Storing Searching Records Based on Multiple Conditions
I have a table of people quite standard stuff e.g. :
CREATE TABLE [Contact]( [ContactID] [bigint] IDENTITY(1,1) NOT NULL, [ContactType] [nvarchar](50) NULL, [Forename] [nvarchar](60) NULL, [Surname] [nvarchar](60) NULL, [Company] [nvarchar](60) NULL } Example Data : 01, "Student", "Bob", "Smith", Blank 02, "Staff", "Robert", "Smithe", "Roberts And Sons" Etc
This table contains all the fields common to all contacts. However i have some "types" of contact that may or may not have a field which is specic only to that type of contact. For example if the record has "ContactType='student'" i want to store an extra field called "studentid". There are many different types of contact each with slightly different field requirements.
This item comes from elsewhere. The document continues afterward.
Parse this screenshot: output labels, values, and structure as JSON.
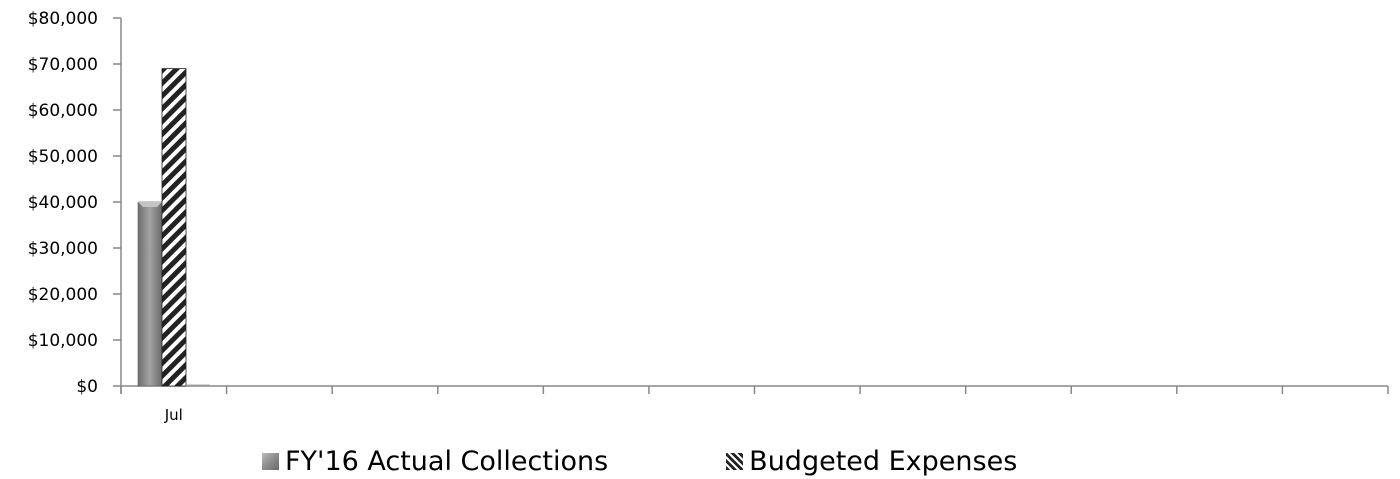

To add to this situation at somepoint in the future each contact type might have extra fields added.
If i add each field to the contacts table i would end up with lots of fields which are not required for 99% of the records. So i was planning on creating a second table like this:
CREATE TABLE [ContactMetaData]( [ContactID] [bigint] NOT NULL, [PropName] [nvarchar](200) NOT NULL, [PropData] [nvarchar](200) NULL ) Example Data: 01, "StudentID", "0123456" 01, "CourseName", "IT" 01, "Average", "10" 02, "Ranking", "22" 02, "ProductTypes", "IT Equipment" ETC
For each extra field i just add a record into this table with the name and value for the field. I can use code to pull this information up etc.
My question is
Is this the best approach as i'm stumped of another way other than a huge table with every single field. Given this approach is it possible to do complex querys across many of the property fields and if so how? e.g. how would i list all the students on the "IT" course with an "Average" of 10 whos "forename" starts with "D"?
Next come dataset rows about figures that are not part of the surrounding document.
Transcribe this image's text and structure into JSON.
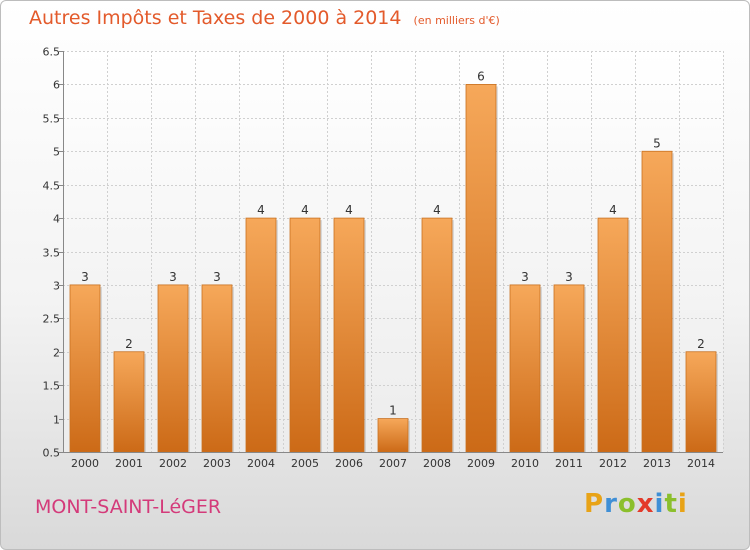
{
  "header": {
    "title": "Autres Impôts et Taxes de 2000 à 2014",
    "subtitle": "(en milliers d'€)"
  },
  "footer": {
    "city": "MONT-SAINT-LéGER",
    "brand": {
      "letters": [
        "P",
        "r",
        "o",
        "x",
        "i",
        "t",
        "i"
      ],
      "colors": [
        "#e8a317",
        "#3f8fd6",
        "#8bbf2c",
        "#e33a2a",
        "#3f8fd6",
        "#8bbf2c",
        "#e8a317"
      ]
    }
  },
  "colors": {
    "bar_light": "#f6a85a",
    "bar_dark": "#cc6a17",
    "grid": "#d0d0d0"
  },
  "chart_data": {
    "type": "bar",
    "title": "Autres Impôts et Taxes de 2000 à 2014",
    "subtitle": "(en milliers d'€)",
    "categories": [
      "2000",
      "2001",
      "2002",
      "2003",
      "2004",
      "2005",
      "2006",
      "2007",
      "2008",
      "2009",
      "2010",
      "2011",
      "2012",
      "2013",
      "2014"
    ],
    "values": [
      3,
      2,
      3,
      3,
      4,
      4,
      4,
      1,
      4,
      6,
      3,
      3,
      4,
      5,
      2
    ],
    "ylim": [
      0.5,
      6.5
    ],
    "yticks": [
      0.5,
      1,
      1.5,
      2,
      2.5,
      3,
      3.5,
      4,
      4.5,
      5,
      5.5,
      6,
      6.5
    ],
    "ytick_labels": [
      "0.5",
      "1",
      "1.5",
      "2",
      "2.5",
      "3",
      "3.5",
      "4",
      "4.5",
      "5",
      "5.5",
      "6",
      "6.5"
    ],
    "grid": true,
    "legend": "none"
  }
}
Yes, if you really have many many fields that are not used, go for this approach (called an EAV data structure). You can do all queries on this structure that you can with a normal model, just use appropriate joins to pivot them.
Your proposed property-based approach is reasonable, especially if there is a need to create new contact types and properties at run-time without changing the schema.
If the set of contact types and properties is fixed at run-time, then you might alternatively consider creating a subsidiary table for each type. That is, create tables like StudentInfo, StaffInfo, etc. If you did this, you would no longer need the ContactType field as it would be implicit in the presence of a row in the corresponding subsidiary table. This model would also handle awkward situations where someone falls into two categories, e.g. a student who is also staff.
Ignoring all that, however, let's look at your second question about querying the property tables. You can perform such queries. Your example would be answered by this query:
SELECT * FROM Contact AS c INNER JOIN ContactMetaData AS crs ON crs.ContactId = c.ContactId AND crs.PropName = 'CourseName' AND crs.PropData = 'IT' INNER JOIN ContactMetaData AS av ON av.ContactId = c.ContactId AND av.PropName = 'Average' AND av.PropData = 10 WHERE c.Forename LIKE 'D%'
The trick is to join to the ContactMetaData table multiple times, once for each custom property you wish to test.
A problem with this style of query is that it will almost certainly have to be generated at run-time -- after all, the set of properties is dynamic at run-time. You can avoid this by taking a different approach to expressing the query:
DECLARE @propertyCriteria TABLE ( PropName NVARCHAR(200) NOT NULL, PropData NVARCHAR(200) NULL ) INSERT INTO @propertyCriteria VALUES ('CourseName', 'IT') INSERT INTO @propertyCriteria VALUES ('Average', '10') SELECT * FROM Contact AS c WHERE c.Forename LIKE 'D%' AND NOT EXISTS ( SELECT * FROM @propertyCriteria AS crit LEFT JOIN ContactMetaData AS meta ON meta.ContactId = c.ContactId AND meta.PropName = crit.PropName AND meta.PropData = crit.PropData WHERE meta.ContactId IS NULL )
This has the advantage that the query is now fixed at run-time as the dynamic property criteria are determined by what is inserted into the temporary table @propertyCriteria. The disadvantages are that there is now a need for the temporary table, and that the query will not perform as well as it did with inner joins (although you probably won't notice the difference if your database only has 50,000 records in it). Also note that this second approach only works for criteria which are ANDed together. If you want ORs, the solution becomes even more complex.
Incidentally, if you are going to allow NULLs in both the property values and the criteria, don't forget to account for the fact that comparison operators involving NULLs always return false (i.e. NULL = NULL is false, NULL <> NULL is false, etc).